L şeklindeki odayı mor saten bir çarşafla ikiye bölmüştü. Çarşafı kaldırıp başını eğerek yavaşça içeri süzüldü. Akşam olmamasına karşın giriş katında olan bu oda karanlıktı. Sağ duvarı boydan boya saran duvar halısında orman resmedilmişti. Ormanı seyretti. Her baktığında orada başka bir hikâye buluyordu. Ormanın karanlıklarına kıvrılan patikayı izliyordu en çok. Saçları beyazlamış, başında ışıltılı tacı, elinde kılıcı, sırtında kalkanı olan kadını bekliyordu. O kadının tebessümünü her hayal ettiğinde kendi de tebessüm ediyordu istemsizce. Duvarda kelebekler uçuşuyor, tablolarda ormana dönüşen kadınların huzurlu yüzlerini görüyordu. Komodinin üstünde yoga yapan kadın heykeli. Heykelin yanında tütsüler. Üç tütsü alıp yaktı. Dumanı içine çekti. Kızının ilk yatağını kendine divan yapmıştı. Üstüne de çiçekli, kelebekli kırlentler almıştı. Oturdu. Annesini düşündü. Hayatta olsaydı dantelleri kimseye verdirtmez, söylene söylene geri alırdı. Bir mum yaktı Melek.
– Allah seni ne yapsın deli! Bu çarşaf buraya konur mu? Allah’ım ne biçim insansın sen.
– Odayı ikiye bölmek için bundan daha iyisini bulamadım anne.
– Ne burası böyle?
– Masal odası. Kızım öyle biliyor. Yetişkinlere spor odası diyorum. İç dünyam, kozam burası.
– Heykel de koymuş tövbe Ya Rabbim. Ne yapıyor bu kadın böyle?
– Yoga. Ben de yapıyorum.
– Yoga yapacağına namazını kılsana. Gavur musun sen?
– Belki.
– Melek! Deli deli konuşup asfalyaları mı attırma benim. Saçını başını yoldurtma bana. Ne zaman normal olacaksın sen? Kazık kadar oldun hâlâ saçma sapan şeylerle uğraşıyorsun. Deli deli hikâyeler anlatıyorsun. Bir baltaya sap olamadın zaten. Bak kardeşin okumadı ama çalışıp duruyor oğlum. Evini de aldı yazlığını da. Sen ne yaptın? Tam müdür olacakken istifa edip tiyatrocu oldun. Tövbe Ya Rabbim.

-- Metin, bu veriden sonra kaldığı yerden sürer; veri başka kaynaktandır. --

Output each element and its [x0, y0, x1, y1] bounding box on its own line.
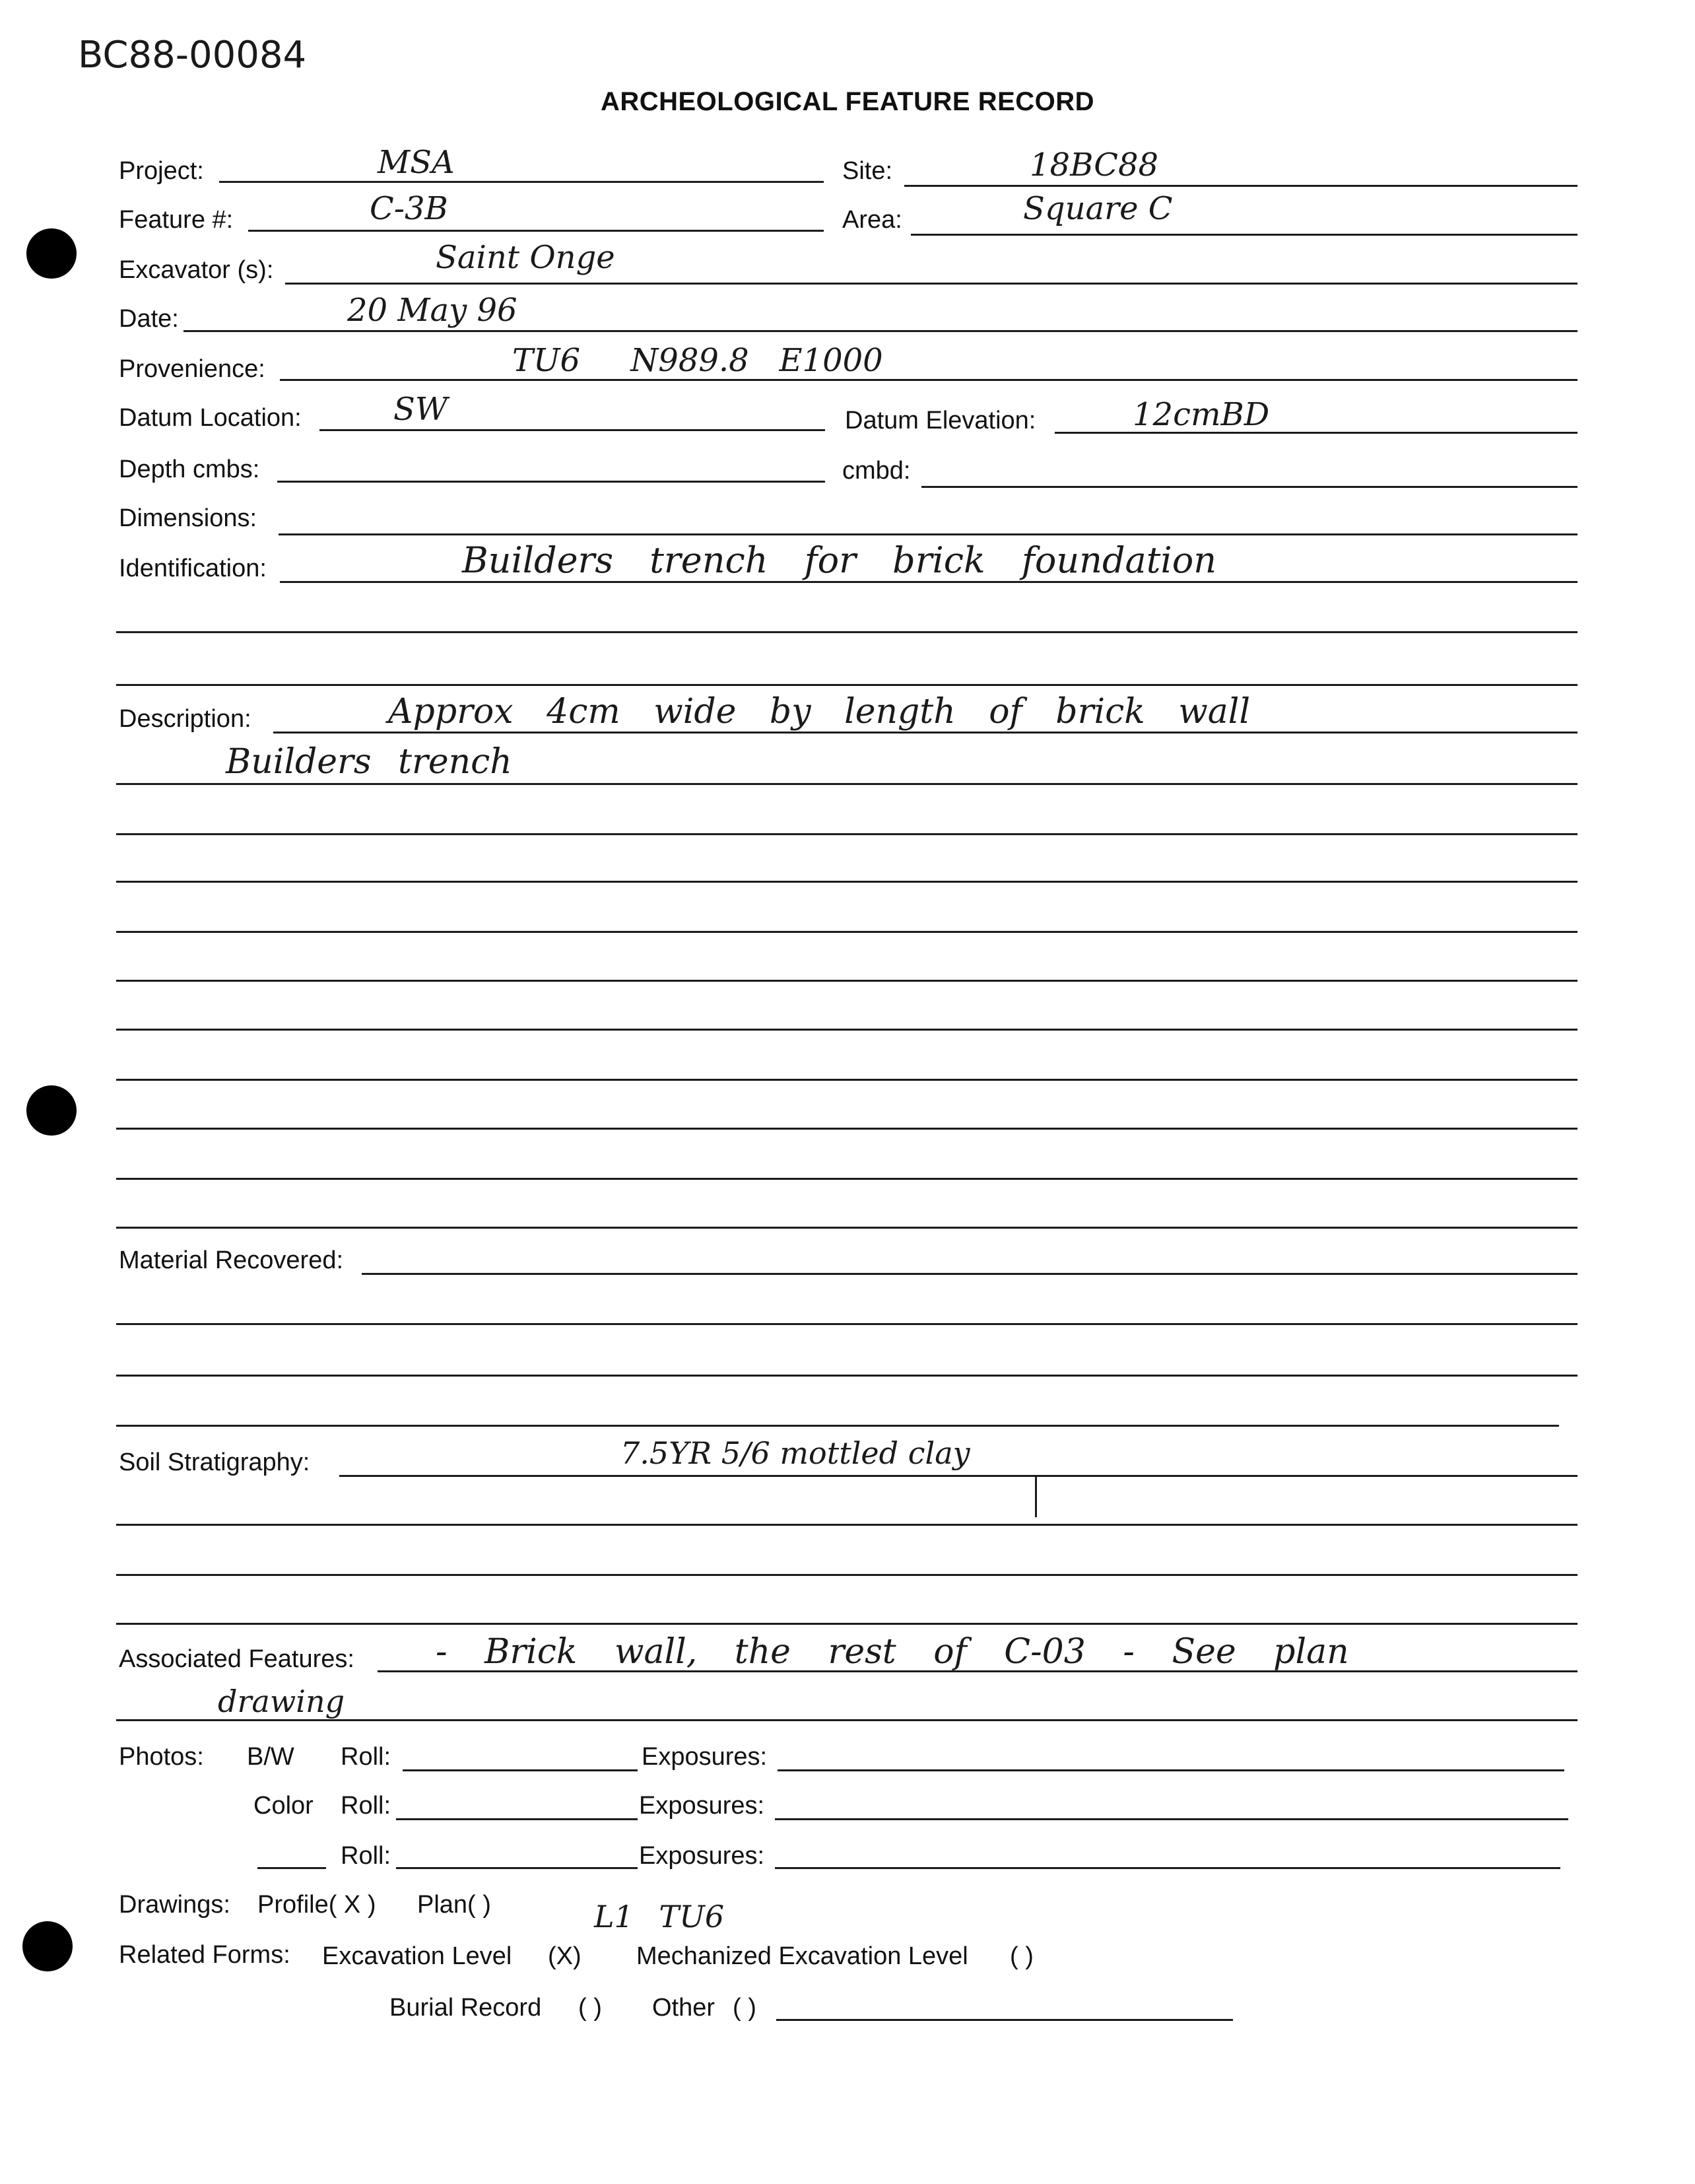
excavator-label: Excavator (s): — [119, 256, 274, 284]
description-extra-line — [116, 1029, 1578, 1031]
site-line — [904, 185, 1578, 187]
photo-bw-roll-label: Roll: — [341, 1743, 391, 1771]
description-extra-line — [116, 783, 1578, 785]
associated-value-line1: - Brick wall, the rest of C-03 - See plan — [436, 1632, 1349, 1672]
photo-other-exposures-label: Exposures: — [639, 1842, 765, 1870]
soil-extra-line — [116, 1574, 1578, 1576]
drawings-note: L1 TU6 — [594, 1899, 725, 1934]
area-value: Square C — [1023, 190, 1173, 227]
drawings-profile: Profile( X ) — [257, 1891, 376, 1919]
description-line — [273, 732, 1578, 734]
identification-extra-line — [116, 631, 1578, 633]
identification-extra-line — [116, 684, 1578, 686]
photo-bw-type: B/W — [247, 1743, 294, 1771]
material-line — [362, 1273, 1578, 1275]
feature-line — [248, 230, 824, 232]
punch-hole-middle — [26, 1085, 77, 1136]
dimensions-label: Dimensions: — [119, 504, 257, 532]
photo-other-exposures-line — [775, 1867, 1560, 1869]
identification-value: Builders trench for brick foundation — [462, 539, 1216, 581]
datum-location-label: Datum Location: — [119, 404, 302, 432]
description-label: Description: — [119, 705, 251, 733]
area-label: Area: — [842, 206, 902, 234]
cmbd-label: cmbd: — [842, 457, 911, 485]
soil-extra-line — [116, 1524, 1578, 1526]
project-value: MSA — [378, 144, 455, 181]
datum-location-line — [319, 429, 825, 431]
associated-extra-line — [116, 1719, 1578, 1721]
related-mechanized-level-mark: ( ) — [1010, 1942, 1034, 1970]
description-value-line2: Builders trench — [226, 742, 512, 782]
date-label: Date: — [119, 305, 179, 333]
material-extra-line — [116, 1323, 1578, 1325]
photo-bw-exposures-line — [778, 1769, 1564, 1771]
document-id: BC88-00084 — [78, 34, 307, 77]
drawings-label: Drawings: — [119, 1891, 230, 1919]
related-other-mark: ( ) — [733, 1994, 756, 2022]
description-extra-line — [116, 1128, 1578, 1130]
provenience-value: TU6 N989.8 E1000 — [512, 342, 883, 379]
datum-elevation-label: Datum Elevation: — [845, 407, 1036, 434]
project-line — [219, 181, 824, 183]
cmbd-line — [921, 486, 1578, 488]
related-excavation-level-mark: (X) — [548, 1942, 582, 1970]
related-other-line — [776, 2019, 1233, 2021]
datum-location-value: SW — [393, 391, 448, 428]
related-other: Other — [652, 1994, 715, 2022]
identification-line — [280, 581, 1578, 583]
description-extra-line — [116, 833, 1578, 835]
depth-line — [277, 481, 825, 483]
punch-hole-bottom — [22, 1921, 73, 1971]
photo-color-roll-line — [396, 1818, 638, 1820]
description-extra-line — [116, 1079, 1578, 1081]
excavator-value: Saint Onge — [436, 239, 615, 276]
description-extra-line — [116, 931, 1578, 933]
soil-label: Soil Stratigraphy: — [119, 1449, 310, 1476]
photo-color-exposures-line — [775, 1818, 1568, 1820]
site-label: Site: — [842, 157, 893, 185]
material-label: Material Recovered: — [119, 1246, 344, 1274]
photo-color-type: Color — [253, 1792, 314, 1820]
photo-other-roll-label: Roll: — [341, 1842, 391, 1870]
depth-label: Depth cmbs: — [119, 456, 260, 483]
photo-other-type-line — [257, 1867, 326, 1869]
provenience-label: Provenience: — [119, 355, 265, 383]
soil-value: 7.5YR 5/6 mottled clay — [620, 1435, 970, 1471]
photo-other-roll-line — [396, 1867, 638, 1869]
date-line — [183, 330, 1578, 332]
photo-color-roll-label: Roll: — [341, 1792, 391, 1820]
area-line — [911, 234, 1578, 236]
associated-label: Associated Features: — [119, 1645, 354, 1673]
drawings-plan: Plan( ) — [417, 1891, 491, 1919]
date-value: 20 May 96 — [347, 292, 517, 329]
photo-bw-exposures-label: Exposures: — [642, 1743, 768, 1771]
description-extra-line — [116, 881, 1578, 883]
identification-label: Identification: — [119, 555, 267, 582]
related-forms-label: Related Forms: — [119, 1941, 290, 1969]
dimensions-line — [279, 533, 1578, 535]
provenience-line — [280, 379, 1578, 381]
soil-extra-line — [116, 1623, 1578, 1625]
associated-value-line2: drawing — [218, 1684, 345, 1719]
site-value: 18BC88 — [1030, 147, 1159, 184]
soil-handwritten-stroke — [1035, 1475, 1037, 1517]
photos-label: Photos: — [119, 1743, 204, 1771]
material-extra-line — [116, 1425, 1559, 1427]
material-extra-line — [116, 1375, 1578, 1377]
description-extra-line — [116, 1227, 1578, 1229]
soil-line — [339, 1475, 1578, 1477]
form-title: ARCHEOLOGICAL FEATURE RECORD — [600, 87, 1095, 116]
related-mechanized-level: Mechanized Excavation Level — [636, 1942, 968, 1970]
related-burial-record-mark: ( ) — [578, 1994, 602, 2022]
related-burial-record: Burial Record — [389, 1994, 542, 2022]
photo-color-exposures-label: Exposures: — [639, 1792, 765, 1820]
feature-value: C-3B — [370, 190, 448, 227]
project-label: Project: — [119, 157, 204, 185]
photo-bw-roll-line — [403, 1769, 638, 1771]
feature-label: Feature #: — [119, 206, 234, 234]
punch-hole-top — [26, 228, 77, 279]
excavator-line — [285, 283, 1578, 285]
datum-elevation-value: 12cmBD — [1133, 396, 1270, 433]
description-extra-line — [116, 1178, 1578, 1180]
description-value-line1: Approx 4cm wide by length of brick wall — [388, 692, 1251, 732]
related-excavation-level: Excavation Level — [322, 1942, 512, 1970]
description-extra-line — [116, 980, 1578, 982]
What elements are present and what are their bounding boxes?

– Ne yapayım anne lisede izin vermemiştiniz.
– Baba, İzmir Devlet Tiyatrosunun kursu varmış oraya gitmek istiyorum.
– Melek sen niye böyle tuhafsın be kızım.
– Niye baba?
– Diğer çocuklar gibi bilgisayar öğrensene. Tiyatro ne? Geçen gün de uzay kampına gideceğim diyordun. Normal bir şey iste be kızım.
– Sen de hiç çalışma götü yok abla. Ya hikâye yazarsın ya da oyunculuk yaparsın. Boş işler bunlar. Hem kim okur senin yazdıklarını. Gel yanıma adam gibi iş öğren. Tiyatrodan para kazanan mı var? Aç hepsi aç. Salaklık etme.
Melek yataktan doğrulup duvardaki aynaya baktı. “Ayna ayna söyle bana benden daha güzel var mı bu dünyada?” deyip kahkahayı bastı. Bilgisayarın kablosunu taktı. Ekran yeniden aydınlandı. Şarkı kaldığı yerden devam etti. Yatağa uzandı. Duvardaki yazıları okudu Melek: Kelebek bir defa kanatlandı mı bir daha asla tırtıl hâline gelmez.